1. Gluten flour: 120g
2. Sugar: 45g
3. Cream of tartar: 2g
4. Baking powder: 2g
5. Cooking oil: 75ML
6. Fresh milk: 90ML
7. Four eggs.
Methods
1. Stir 2 grams of baking powder into the flour
2. Stir the oil and milk into a milkshake
3. Pour the flour stirred into the baking powder into the oil-milk mixture, stirring slowly but not too vigorously to avoid gluten in the flour, and stirring the mixture wet
4. Separate the egg whites from the egg yolks
5. Add half of the sugar and whisk, then pour into the batter.

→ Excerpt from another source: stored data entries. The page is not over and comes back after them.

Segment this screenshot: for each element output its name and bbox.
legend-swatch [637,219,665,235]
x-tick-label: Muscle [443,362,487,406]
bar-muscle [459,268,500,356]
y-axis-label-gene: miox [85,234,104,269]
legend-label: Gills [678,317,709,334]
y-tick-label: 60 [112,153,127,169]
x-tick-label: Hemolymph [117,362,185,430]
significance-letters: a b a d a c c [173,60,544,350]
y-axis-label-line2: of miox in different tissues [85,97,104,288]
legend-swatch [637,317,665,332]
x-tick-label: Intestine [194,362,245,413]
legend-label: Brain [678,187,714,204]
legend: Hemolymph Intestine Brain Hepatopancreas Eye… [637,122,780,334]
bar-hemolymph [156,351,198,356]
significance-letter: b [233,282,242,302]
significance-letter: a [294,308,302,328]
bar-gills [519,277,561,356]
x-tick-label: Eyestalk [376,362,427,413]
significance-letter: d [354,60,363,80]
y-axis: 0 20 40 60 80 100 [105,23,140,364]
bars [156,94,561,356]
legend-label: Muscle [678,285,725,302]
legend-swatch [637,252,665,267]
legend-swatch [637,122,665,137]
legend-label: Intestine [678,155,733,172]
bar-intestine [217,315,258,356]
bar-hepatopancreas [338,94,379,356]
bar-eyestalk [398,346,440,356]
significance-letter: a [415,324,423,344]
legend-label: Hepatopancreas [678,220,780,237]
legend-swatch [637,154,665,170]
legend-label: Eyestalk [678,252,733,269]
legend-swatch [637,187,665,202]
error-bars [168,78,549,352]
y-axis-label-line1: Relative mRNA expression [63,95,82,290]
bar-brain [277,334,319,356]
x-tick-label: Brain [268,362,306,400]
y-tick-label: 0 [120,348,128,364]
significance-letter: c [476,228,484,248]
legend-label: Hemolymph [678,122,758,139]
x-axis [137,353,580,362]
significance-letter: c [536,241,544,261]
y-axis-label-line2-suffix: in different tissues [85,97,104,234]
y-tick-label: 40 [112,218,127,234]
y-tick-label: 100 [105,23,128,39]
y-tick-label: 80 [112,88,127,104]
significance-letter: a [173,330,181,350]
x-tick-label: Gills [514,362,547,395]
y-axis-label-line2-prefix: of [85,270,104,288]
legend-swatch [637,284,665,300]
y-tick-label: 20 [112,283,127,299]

At this point you can stir vigorously
6. whisk the egg whites into thick bubbles when added to the cream of tartar (no can also be) and the remaining half of the sugar (if it is manually beat the sugar should be divided into three times to beat) until the surface of the cocktail can be, whipped egg whites is one of the most critical process
7. one-third of the egg white put into the batter to the clockwise whisking
8. will be stirred batter into the remaining two-thirds of the egg whites The remaining two-thirds of the egg whites, stir up and down, do not take too long and do not beat, so as not to foam
9. Pour the cake batter into the mold, gently shake out the air bubbles, before preheating the oven
10. 6 minutes of upper and lower heat, and then add the tinfoil, so as not to paste the surface of the cake, and then turn the lower heat for 15 minutes, and then turned on the fire for 15 minutes, and then 15 minutes on the fire is good.